At least 25 studies have found that people who regularly eat whole grains have a lower risk of heart disease.
"The evidence is quite consistent and convincing that people who eat at least one serving of whole grains a day have a lower risk of heart disease and stroke," reports Mark Pereira, PhD, a nutritional epidemiologist at Harvard Medical School.
In studying the dietary habits of male health professionals, researchers found that for every 10 gram increase in cereal fiber eaten each day, the risk of heart attack was reduced by nearly 30%. A more recent study found this beneficial effect is even stronger in women.
8. They cut cholesterol levels.
Researchers at Northwestern University Medical School in Chicago found that adding oats to an already low-fat diet helped women cut their bloodcholesterol by an additional 8 or 9 mg/dL after only three weeks. (That came on top of the 12 mg/dL reduction seen with the low-fat diet alone!)
Antioxidants found in oats cut cholesterol by suppressing the molecules that make blood cells stick to artery walls. When these cells stick to artery walls and cause inflammation, plaque deposits build up and narrow the passageways where blood flows, leading to "hardening of the arteries."
9. They reduce blood pressure.
Eating foods containing barley decreases blood pressure and improves several other risk factors for heart disease, according to a recent study. (Other studies of high-fiber, whole-grain foods have also reported significant reductions in blood pressure.)

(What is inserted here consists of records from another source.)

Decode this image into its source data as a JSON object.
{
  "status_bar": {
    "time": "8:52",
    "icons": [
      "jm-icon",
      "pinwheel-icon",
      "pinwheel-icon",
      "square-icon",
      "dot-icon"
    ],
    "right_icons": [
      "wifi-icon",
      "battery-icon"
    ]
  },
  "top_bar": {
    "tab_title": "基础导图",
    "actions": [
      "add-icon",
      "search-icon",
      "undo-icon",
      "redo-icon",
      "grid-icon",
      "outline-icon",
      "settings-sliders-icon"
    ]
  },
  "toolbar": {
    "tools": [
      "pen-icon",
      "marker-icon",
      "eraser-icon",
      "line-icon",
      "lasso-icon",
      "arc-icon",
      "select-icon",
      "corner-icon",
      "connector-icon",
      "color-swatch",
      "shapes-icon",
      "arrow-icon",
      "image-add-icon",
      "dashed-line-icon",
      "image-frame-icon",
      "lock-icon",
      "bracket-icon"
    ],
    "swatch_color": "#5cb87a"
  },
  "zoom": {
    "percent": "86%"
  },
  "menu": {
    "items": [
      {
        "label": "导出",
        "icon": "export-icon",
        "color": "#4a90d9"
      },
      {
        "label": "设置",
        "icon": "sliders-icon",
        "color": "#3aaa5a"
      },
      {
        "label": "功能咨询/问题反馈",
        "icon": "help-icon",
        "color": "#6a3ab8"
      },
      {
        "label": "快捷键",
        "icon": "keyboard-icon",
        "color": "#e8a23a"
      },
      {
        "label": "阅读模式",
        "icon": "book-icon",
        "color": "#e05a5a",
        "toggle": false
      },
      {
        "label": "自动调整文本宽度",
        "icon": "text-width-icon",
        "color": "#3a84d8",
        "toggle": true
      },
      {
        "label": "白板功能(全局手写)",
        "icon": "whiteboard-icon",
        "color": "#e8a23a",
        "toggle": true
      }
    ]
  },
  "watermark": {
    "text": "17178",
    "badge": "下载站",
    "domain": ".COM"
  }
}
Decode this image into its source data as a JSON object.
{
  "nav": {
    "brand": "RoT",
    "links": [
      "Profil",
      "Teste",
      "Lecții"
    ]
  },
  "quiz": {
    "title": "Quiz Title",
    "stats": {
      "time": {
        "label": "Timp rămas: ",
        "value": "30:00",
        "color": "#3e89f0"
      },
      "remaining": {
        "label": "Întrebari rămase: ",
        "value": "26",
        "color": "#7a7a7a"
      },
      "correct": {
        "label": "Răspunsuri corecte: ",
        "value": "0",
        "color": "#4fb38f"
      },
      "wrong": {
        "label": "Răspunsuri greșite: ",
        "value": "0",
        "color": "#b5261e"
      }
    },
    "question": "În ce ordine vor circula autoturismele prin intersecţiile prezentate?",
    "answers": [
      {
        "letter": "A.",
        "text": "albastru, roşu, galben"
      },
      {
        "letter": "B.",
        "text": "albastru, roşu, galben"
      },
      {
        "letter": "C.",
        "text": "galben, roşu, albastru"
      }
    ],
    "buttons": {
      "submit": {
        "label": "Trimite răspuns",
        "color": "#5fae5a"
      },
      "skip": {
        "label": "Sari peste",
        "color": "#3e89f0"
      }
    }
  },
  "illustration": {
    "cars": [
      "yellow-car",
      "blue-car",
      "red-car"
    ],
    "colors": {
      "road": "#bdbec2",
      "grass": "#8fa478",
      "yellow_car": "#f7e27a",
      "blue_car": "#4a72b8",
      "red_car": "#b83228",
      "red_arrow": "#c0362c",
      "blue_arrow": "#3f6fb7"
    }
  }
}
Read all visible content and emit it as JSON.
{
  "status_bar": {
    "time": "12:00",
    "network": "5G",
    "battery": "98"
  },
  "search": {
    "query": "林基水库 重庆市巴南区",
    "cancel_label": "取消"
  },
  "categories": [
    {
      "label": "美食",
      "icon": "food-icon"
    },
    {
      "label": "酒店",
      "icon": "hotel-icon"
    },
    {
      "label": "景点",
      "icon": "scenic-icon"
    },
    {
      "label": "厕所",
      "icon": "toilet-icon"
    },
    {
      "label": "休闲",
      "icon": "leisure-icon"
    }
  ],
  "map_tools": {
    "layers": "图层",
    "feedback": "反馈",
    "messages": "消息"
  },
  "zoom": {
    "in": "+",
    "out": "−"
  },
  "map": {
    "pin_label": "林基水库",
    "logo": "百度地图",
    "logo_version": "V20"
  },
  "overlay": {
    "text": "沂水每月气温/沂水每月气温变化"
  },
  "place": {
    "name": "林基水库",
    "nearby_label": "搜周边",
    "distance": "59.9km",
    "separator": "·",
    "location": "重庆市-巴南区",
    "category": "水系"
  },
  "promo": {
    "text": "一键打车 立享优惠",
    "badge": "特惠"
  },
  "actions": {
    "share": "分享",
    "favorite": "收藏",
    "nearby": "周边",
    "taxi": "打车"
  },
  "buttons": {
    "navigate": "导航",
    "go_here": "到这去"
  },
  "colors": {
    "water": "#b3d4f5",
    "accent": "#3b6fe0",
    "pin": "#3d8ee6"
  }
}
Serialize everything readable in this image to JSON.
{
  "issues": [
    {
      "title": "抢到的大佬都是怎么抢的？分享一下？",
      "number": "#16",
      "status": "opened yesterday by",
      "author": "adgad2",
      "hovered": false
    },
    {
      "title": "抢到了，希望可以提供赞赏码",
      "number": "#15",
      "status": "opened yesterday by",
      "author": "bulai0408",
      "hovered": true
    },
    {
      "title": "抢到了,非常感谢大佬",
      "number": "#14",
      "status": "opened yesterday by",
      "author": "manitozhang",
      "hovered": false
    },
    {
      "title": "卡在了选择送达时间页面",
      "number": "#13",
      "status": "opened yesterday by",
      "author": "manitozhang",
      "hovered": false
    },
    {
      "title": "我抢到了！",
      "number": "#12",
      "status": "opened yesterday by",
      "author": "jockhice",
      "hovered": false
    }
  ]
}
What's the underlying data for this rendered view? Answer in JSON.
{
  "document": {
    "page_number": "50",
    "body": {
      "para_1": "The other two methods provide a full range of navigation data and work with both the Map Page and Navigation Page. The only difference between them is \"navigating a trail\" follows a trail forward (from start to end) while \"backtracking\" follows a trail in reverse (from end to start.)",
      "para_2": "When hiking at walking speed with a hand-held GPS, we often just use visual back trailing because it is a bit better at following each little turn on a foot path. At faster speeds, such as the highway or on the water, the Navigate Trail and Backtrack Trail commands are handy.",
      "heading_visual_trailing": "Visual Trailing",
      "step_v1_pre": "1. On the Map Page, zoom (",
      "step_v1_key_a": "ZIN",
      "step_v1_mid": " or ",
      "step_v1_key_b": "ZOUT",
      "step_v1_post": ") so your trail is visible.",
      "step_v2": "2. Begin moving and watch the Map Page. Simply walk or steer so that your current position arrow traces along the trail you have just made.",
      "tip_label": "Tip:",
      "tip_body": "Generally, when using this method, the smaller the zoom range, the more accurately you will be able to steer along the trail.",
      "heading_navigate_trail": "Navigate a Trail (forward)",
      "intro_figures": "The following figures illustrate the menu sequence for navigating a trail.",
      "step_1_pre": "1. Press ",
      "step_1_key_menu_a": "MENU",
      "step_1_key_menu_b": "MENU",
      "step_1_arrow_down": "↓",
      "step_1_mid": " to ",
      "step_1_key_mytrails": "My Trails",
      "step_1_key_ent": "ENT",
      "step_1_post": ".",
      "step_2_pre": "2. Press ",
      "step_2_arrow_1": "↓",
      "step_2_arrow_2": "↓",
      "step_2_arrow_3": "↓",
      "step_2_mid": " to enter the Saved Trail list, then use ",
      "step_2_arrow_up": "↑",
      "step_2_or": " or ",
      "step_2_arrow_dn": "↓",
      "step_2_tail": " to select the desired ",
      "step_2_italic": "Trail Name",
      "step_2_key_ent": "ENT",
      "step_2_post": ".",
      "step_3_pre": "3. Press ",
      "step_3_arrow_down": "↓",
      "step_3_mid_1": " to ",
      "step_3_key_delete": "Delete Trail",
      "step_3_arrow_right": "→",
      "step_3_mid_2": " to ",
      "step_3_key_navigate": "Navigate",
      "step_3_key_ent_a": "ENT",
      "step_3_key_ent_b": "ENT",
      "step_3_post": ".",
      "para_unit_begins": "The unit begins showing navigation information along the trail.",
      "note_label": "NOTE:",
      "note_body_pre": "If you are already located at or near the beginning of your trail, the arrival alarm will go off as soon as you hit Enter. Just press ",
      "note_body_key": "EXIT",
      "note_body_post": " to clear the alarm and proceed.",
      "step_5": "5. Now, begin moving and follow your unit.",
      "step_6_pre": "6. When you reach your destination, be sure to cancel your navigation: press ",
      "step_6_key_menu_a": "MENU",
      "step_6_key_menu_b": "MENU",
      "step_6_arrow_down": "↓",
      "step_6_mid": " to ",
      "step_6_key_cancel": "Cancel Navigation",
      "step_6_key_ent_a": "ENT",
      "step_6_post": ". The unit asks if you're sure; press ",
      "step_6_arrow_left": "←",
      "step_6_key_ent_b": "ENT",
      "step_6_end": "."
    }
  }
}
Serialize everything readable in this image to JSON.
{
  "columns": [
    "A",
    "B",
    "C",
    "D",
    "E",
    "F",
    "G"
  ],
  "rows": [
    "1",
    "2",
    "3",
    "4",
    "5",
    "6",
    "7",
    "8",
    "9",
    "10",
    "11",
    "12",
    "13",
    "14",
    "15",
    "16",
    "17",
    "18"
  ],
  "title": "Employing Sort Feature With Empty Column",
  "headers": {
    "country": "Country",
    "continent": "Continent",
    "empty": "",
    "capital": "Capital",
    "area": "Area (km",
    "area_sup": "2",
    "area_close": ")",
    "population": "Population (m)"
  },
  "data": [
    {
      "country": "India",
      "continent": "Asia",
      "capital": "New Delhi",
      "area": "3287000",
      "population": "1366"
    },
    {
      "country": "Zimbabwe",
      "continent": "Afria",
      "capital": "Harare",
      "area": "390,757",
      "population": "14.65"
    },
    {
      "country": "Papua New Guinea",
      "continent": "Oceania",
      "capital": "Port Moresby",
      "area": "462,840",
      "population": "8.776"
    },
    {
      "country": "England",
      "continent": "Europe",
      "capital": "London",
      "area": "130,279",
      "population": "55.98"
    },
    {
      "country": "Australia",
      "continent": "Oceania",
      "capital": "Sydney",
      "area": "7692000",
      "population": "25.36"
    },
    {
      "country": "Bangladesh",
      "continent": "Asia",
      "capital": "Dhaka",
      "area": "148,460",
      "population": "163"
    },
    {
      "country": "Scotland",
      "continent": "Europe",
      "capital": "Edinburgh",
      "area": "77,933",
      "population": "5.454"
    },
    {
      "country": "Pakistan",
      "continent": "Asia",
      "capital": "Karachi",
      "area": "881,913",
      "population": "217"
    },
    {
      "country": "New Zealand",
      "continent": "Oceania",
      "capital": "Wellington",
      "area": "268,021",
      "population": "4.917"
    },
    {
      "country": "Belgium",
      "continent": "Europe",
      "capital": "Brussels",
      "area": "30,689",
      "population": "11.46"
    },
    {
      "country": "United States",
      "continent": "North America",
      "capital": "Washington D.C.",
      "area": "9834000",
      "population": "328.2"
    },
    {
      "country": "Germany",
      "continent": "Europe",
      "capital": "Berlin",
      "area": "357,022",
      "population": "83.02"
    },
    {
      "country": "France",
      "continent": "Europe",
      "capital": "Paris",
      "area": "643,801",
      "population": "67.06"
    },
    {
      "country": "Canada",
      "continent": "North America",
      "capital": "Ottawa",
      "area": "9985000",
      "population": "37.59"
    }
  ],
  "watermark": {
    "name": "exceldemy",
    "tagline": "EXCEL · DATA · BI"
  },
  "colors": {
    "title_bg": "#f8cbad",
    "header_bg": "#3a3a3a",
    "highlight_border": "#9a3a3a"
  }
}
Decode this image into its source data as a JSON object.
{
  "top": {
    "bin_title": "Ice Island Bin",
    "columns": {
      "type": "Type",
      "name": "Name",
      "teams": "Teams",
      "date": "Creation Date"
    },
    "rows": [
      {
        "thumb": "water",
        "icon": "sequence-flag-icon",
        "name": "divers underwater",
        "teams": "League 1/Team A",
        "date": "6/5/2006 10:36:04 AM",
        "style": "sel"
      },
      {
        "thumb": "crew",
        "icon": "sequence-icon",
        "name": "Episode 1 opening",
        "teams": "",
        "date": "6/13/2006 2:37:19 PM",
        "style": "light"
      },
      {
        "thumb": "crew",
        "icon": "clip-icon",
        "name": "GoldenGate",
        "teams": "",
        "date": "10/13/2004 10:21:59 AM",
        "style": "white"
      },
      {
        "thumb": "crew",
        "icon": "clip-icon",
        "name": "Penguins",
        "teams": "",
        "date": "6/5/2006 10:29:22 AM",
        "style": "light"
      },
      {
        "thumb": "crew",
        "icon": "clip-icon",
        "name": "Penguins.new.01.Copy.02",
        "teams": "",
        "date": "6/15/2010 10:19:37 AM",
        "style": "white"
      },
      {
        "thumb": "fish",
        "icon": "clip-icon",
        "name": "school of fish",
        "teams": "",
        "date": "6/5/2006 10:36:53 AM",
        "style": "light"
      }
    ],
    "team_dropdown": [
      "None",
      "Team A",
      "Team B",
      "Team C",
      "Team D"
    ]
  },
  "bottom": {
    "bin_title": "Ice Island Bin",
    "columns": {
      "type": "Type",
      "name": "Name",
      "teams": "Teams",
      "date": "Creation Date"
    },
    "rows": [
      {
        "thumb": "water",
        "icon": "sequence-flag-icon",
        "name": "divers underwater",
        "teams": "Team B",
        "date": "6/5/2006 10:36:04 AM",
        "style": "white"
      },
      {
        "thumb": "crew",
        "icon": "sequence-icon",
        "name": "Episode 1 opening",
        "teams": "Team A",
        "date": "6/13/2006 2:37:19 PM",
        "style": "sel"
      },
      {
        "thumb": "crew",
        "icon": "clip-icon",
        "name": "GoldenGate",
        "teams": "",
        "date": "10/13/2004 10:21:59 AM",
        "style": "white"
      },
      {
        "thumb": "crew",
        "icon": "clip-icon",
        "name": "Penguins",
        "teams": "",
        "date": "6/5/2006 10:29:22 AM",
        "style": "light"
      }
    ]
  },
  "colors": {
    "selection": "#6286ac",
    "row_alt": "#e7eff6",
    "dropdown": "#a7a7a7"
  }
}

The researchers also noticed a decrease in total cholesterol (an average of 21% reduction in those eating lots of soluble fiber, such as that found in barley and oats), and "bad" cholesterol. Levels of "good cholesterol" either increased or did not change.
10. They can decrease your risk of stroke.
A recent Harvard study found that a diet with large amounts of whole-grain foods was associated with a decreased risk of stroke in women.